The NCDRC is a quasi-judicial body set up in 1988 under the Consumer Protection Act, 1986. Headquartered in New Delhi, it is headed by a sitting or a retired judge of the Supreme Court or a sitting or a retired chief justice of a high court. At present, Justice Amreshwar Pratap Sahi, a former chief justice of both Patna and Madras high courts, is its president.
NCDRC orders are binding and have the force of law behind them. Section 23 of the Consumer Protection Act, 1986, provides that any person aggrieved by an NCDRC order can challenge it in the Supreme Court within 30 days.
In September last year, the Delhi High Court clarified that the mere location of the NCDRC in Delhi does not imply that a challenge to an NCDRC decision always lies in Delhi. In some cases, these orders can be challenged under Article 227 of the Constitution, before the jurisdictional high court where the cause of action had first arisen.
The case & the decision
Chhoti Devi’s son purchased a life insurance policy with a sum assured of Rs 25 lakh 12 December 2015. He died of a heart attack in January 2017. Devi went to claim the policy after the incident, but Bharti AXA denied her, saying she hid information about the existing policies in her proposal form.
Bharti AXA’s case revolved around alleged suppression of facts by the complainant.
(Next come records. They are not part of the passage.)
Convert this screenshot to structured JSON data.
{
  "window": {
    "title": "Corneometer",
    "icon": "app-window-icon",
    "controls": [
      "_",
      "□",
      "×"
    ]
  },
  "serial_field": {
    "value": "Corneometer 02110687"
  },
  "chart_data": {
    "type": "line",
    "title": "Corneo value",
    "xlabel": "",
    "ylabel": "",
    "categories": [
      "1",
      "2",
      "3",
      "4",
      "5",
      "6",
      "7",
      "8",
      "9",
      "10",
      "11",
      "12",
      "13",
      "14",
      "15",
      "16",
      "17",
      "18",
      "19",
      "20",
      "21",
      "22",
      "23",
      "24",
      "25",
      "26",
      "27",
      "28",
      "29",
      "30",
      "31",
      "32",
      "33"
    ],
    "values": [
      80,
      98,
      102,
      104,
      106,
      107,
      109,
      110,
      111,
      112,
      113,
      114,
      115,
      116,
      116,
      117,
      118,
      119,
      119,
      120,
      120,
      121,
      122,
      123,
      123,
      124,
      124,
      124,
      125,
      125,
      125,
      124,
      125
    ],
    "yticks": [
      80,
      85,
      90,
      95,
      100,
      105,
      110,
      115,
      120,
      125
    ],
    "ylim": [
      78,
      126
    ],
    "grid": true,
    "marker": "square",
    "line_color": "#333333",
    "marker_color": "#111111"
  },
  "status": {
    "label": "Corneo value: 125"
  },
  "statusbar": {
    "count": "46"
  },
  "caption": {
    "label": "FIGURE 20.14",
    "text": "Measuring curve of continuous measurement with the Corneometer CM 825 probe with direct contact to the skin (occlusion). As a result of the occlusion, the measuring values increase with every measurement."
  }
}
The firm told the NCDRC the complainant had various insurance policies from different insurance companies. It claimed that not only did Devi conceal material facts but also twist them to suit her convenience and mislead the commission.
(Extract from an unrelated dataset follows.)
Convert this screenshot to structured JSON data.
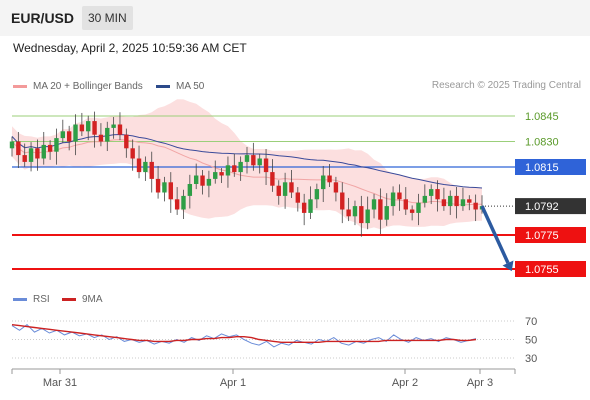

“The complainant did not declare the facts correctly and truthfully. The claim has rightly been repudiated since the policy in question was obtained on the basis of mis-statement. The insured intentionally had mis-stated about previous policies obtained from other insurance companies,” it said.
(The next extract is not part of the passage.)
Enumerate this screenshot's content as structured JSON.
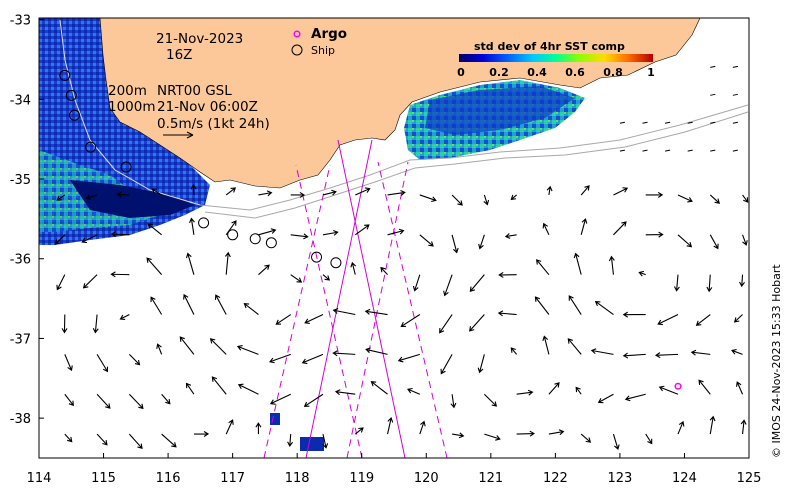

However, Devi’s heirs, who fought the case on her behalf after she too passed away, contended that the form was filled by the company’s agent digitally, and that’s why the column was left blank.
“The fact of existing policies was very much known to the Insurance Company and it had issued three policies to the deceased insured,” the commission noted.
The commission also said that the insurance company denied the death claim on the ground of concealment of this fact, when it was fully aware of this on account of issuing three policies to the deceased itself.
“It is a settled proposition of law that the concealment, if any made, must be with a fraudulent intent,” the commission said.
The burden of proving the fraudulent intent of the person who made the disclosures lies on the insurance company, the Commission said. “The Insurance Company failed to discharge its burden of proving to show that the insured fraudulently concealed fact of existing policies,” it added.
After examining the insurance form, the NCDRC took note of the complainant’s contention that she had not given any false answer in the proposal form.
“The said column in the proposal form is seen left blank. Leaving of blank column does not amount to giving false answer. If it was such material information, the Insurance Company ought to have insisted on filling of this information before issuing the Insurance Policy,” it ruled.
The NCDRC then allowed Chhoti Devi’s claim stating there was no willful intention to suppress or conceal information on their part.
The precedents
In the Lakhmi Chand Vs. Reliance General Insurance (2016) case, the Supreme Court held that to avoid its liability, an insurance company must not only establish the defense that the policy has been breached, but must also show that the breach is so fundamental in nature that it brings the contract to an end.
Since this wasn’t the case here, the commission’s decision tilted in the favour of Chhoti Devi.
In the 2020 Canara Bank vs. United India Insurance case, the top court ruled that an insurance policy must be read “holistically so as to give effect to reasonable expectations of all the parties including the insured and the beneficiaries”.
It must be interpreted in a commercially sensible manner, the court had said, while adding that the coverage clauses must be read broadly.